Hier in NRW "Woche des Respekts" — PR-Aktion oder sinnvoll?

Düsseldorf · Mit einer ungewöhnlichen Idee will die rot-grüne Landesregierung vor allem junge Menschen für ein respektvolles Miteinander sensibilisieren. Die Initiative verdient Respekt.

Hier in NRW: "Woche des Respekts" eine sinnvolle PR-Aktion?
Foto: Hüwel

Es war einmal ein SPD-Politiker, der hat sich ziemlich abfällig über Werte wie Pflichtgefühl oder Standhaftigkeit geäußert. Das seien doch Sekundärtugenden, mit denen man auch ein Konzentrationslager betreiben könne, hat Oskar Lafontaine damals gesagt und mit seinem unsäglichen Vergleich zu Recht eine Welle der Empörung ausgelöst.

Denn Sekundärtugenden sind so etwas wie ein Kitt, der das gesellschaftliche Zusammenleben ermöglicht.

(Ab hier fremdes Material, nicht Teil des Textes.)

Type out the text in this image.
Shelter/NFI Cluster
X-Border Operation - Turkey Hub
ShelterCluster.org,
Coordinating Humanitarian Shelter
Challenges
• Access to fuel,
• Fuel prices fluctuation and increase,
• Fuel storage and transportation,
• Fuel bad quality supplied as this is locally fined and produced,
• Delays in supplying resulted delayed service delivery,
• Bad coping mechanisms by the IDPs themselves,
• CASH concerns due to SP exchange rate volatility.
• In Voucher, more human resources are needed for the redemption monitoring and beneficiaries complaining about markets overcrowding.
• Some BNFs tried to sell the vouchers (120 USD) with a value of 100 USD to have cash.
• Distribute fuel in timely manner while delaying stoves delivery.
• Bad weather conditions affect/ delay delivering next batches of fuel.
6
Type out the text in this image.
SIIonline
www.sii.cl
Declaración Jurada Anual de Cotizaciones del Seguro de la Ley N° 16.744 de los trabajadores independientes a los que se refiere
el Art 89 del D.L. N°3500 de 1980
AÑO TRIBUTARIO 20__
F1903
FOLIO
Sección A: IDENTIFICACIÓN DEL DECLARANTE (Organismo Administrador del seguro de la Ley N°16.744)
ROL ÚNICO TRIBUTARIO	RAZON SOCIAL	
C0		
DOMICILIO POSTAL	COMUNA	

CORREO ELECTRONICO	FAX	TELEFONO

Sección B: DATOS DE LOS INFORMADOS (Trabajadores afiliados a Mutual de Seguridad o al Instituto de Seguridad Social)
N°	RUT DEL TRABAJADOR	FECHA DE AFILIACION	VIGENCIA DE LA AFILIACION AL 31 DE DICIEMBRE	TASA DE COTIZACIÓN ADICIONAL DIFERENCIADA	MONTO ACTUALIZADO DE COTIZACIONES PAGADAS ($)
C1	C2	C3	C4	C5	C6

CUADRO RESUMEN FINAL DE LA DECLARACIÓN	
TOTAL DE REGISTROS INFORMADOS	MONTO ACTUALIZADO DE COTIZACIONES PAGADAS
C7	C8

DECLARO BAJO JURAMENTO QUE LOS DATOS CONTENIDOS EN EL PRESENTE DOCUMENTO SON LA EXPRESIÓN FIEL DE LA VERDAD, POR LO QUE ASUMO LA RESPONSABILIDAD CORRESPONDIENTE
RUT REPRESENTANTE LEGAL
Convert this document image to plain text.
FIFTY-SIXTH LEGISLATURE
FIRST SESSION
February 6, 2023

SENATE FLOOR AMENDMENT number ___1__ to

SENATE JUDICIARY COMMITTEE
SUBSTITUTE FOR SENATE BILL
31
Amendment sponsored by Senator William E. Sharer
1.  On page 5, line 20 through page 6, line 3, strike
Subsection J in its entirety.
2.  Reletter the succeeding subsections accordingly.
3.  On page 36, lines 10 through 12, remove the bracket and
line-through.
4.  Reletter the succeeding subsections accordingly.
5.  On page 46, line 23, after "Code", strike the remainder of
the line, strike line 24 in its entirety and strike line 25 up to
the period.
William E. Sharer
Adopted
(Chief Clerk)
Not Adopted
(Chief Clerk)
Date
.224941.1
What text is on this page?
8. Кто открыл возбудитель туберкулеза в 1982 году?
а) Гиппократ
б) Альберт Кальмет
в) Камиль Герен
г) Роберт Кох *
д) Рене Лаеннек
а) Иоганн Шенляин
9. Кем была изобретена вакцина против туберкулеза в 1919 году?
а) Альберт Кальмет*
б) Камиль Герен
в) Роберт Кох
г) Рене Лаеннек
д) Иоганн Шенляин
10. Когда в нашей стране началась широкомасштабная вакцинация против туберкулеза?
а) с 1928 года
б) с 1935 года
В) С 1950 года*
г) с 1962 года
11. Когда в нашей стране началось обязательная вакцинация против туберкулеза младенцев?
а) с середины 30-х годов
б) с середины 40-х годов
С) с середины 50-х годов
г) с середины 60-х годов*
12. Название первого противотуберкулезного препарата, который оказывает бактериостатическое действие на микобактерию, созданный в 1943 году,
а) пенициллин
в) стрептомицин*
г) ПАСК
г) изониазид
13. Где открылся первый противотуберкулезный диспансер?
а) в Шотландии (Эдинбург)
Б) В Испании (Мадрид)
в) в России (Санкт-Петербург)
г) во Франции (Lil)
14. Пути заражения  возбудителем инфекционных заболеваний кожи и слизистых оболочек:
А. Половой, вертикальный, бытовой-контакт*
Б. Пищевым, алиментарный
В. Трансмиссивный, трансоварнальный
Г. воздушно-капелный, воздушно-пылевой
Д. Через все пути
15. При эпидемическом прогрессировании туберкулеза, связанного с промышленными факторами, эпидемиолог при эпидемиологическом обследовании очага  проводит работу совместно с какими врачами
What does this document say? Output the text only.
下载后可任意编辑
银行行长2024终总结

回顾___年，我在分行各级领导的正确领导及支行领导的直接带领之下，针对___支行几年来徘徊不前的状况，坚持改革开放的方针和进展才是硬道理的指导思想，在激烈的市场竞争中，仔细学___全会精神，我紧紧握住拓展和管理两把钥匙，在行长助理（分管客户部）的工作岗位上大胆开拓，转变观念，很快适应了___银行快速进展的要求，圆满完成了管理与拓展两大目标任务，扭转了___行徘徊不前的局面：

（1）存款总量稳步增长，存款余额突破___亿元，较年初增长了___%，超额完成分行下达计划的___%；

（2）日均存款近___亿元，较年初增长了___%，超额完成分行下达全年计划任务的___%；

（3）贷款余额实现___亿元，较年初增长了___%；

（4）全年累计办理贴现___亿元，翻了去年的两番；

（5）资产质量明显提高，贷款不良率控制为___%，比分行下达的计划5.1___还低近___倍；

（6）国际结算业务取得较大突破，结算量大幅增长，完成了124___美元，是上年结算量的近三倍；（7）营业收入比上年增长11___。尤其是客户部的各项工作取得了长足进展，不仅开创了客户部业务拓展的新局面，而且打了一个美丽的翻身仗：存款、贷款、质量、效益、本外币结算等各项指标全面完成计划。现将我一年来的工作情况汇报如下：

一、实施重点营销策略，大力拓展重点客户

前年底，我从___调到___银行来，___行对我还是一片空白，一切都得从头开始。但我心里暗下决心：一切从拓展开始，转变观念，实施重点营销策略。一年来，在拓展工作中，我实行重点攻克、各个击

Zu diesen Tugenden gehört Respekt unbedingt dazu — Respekt vor anderen Menschen und deren Meinung. Leider scheint Respekt mitunter ein Auslaufmodell zu sein. Vor allem im Internet gibt es kaum noch Hemmungen, Menschen verbal zu vernichten.

Besorgniserregend ist, dass Respektlosigkeit auch schon die Kinder erfasst hat. Ich meine damit nicht, dass sie (wie früher) in der Straßenbahn ihren Sitz für einen Erwachsenen freimachen, sondern dass auf dem Schulhof wüste Beschimpfungen zu hören und brutale Handgreiflichkeiten zu beobachten sind.

Das hat es immer schon gegeben? Mag sein. Man hat aber den Eindruck, dass die Kinder nicht mehr so häufig wie früher von ihren Erziehungsberechtigten den schlichten Satz zu hören bekommen: "Das tut man nicht." Vielleicht auch deshalb nicht, weil bei manchen Erwachsenen der innere Kompass nicht mehr funktioniert. Schlimmste Beispiele dafür sind die Übergriffe auf Polizisten und Rettungskräfte oder die dämlichen "Horror-Clowns", die Spaß daran haben, Menschen in Angst und Schrecken zu versetzen.

Respekt lässt sich nicht erzwingen, aber der Versuch, vor allem Kinder und Jugendliche zu sensibilisieren, lohnt sich allemal. Deshalb ist es zu begrüßen, dass die rot-grüne Landesregierung für Mitte November eine "Woche des Respekts" ausgerufen hat. Die Politiker wollen in den Schulen, bei Jugendorganisationen und in Vereinen für einen respektvollen Umgang miteinander werben. Wenn das ein PR-Einfall sein sollte, wäre er nicht der schlechteste.

Allerdings müssen sich die Politiker an die eigene Nase fassen. So manchen kommen im Düsseldorfer Landtag die Worte "Lüge" oder "Lügner" nur allzu leicht über die Lippen. Natürlich müssen sich Demokraten im Parlament mit dem politischen Gegner auseinandersetzen. Das heißt aber noch lange nicht, ihn oder sie niederzubrüllen.

Und man darf sich auch ruhig mal wehren. Ministerpräsidentin Hannelore Kraft hat dieser Tage erzählt, dass sie seit geraumer Zeit auf beleidigende Zuschriften mit juristischen Schritten reagiere. Seither, so die Regierungschefin, habe dieser Unflat deutlich nachgelassen.